Ответ оказался верным.
– Да-да, – затараторила Джи Хе, по-сестрински обнимая меня за плечи длинными тощими руками, – вам ко всему здесь придется привыкнуть. Все новое, это бывает…
Я натянула на лицо вялую улыбку.
– Честно говоря, – начала я, – мне совсем не хочется есть… Тошнило так сильно… Я думаю, сегодня мне придется пропустить завтрак…
Сестра больно ущипнула меня, но было уже поздно, лицо Джи Хе вытянулось, а глаза впились в меня цепкими крючками.
– Нет-нет, – сказала она, – ни в коем случае! Тебе кажется, что ты не голодна, но, девочка моя, ты так слаба после такой ужасной ночи. Нет уж, ты должна позавтракать. Обязательно должна! А пока отдохните у себя – до завтрака я освобождаю от заданий вас обоих.
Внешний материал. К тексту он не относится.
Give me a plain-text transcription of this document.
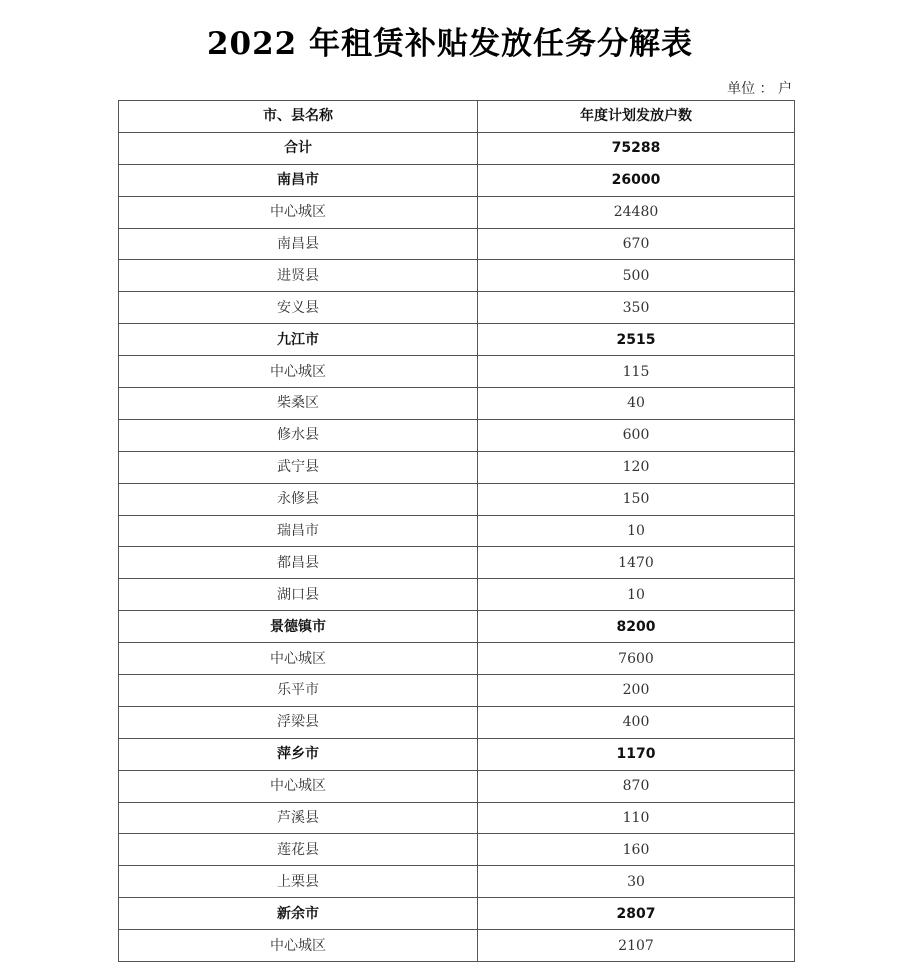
2022 年租赁补贴发放任务分解表
单位 ： 户
市、县名称	年度计划发放户数
合计	75288
南昌市	26000
中心城区	24480
南昌县	670
进贤县	500
安义县	350
九江市	2515
中心城区	115
柴桑区	40
修水县	600
武宁县	120
永修县	150
瑞昌市	10
都昌县	1470
湖口县	10
景德镇市	8200
中心城区	7600
乐平市	200
浮梁县	400
萍乡市	1170
中心城区	870
芦溪县	110
莲花县	160
上栗县	30
新余市	2807
中心城区	2107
Протестовать было бесполезно, излишняя настойчивость могла вызвать подозрения. Джи Хе продолжала пялиться на меня, напряженно сощурив глаза, словно собиралась взглядом расколоть мой череп и, забравшись прямиком в мозг, покопаться в нем своими нервными пальцами. Я поклонилась и молча кивнула.
– Так сложно было промолчать? – вскипела Катя, когда мы оказались в комнате. – Теперь она глаз с тебя не спустит, пока ты не впихнешь в себя всю ту дрянь, что они набадяжили!
Я чувствовала себя полной идиоткой.
– Прости, – выдавила я, – хотела как лучше.
– Знаешь что? Не умеешь врать – не открывай рта! – рявкнула сестра.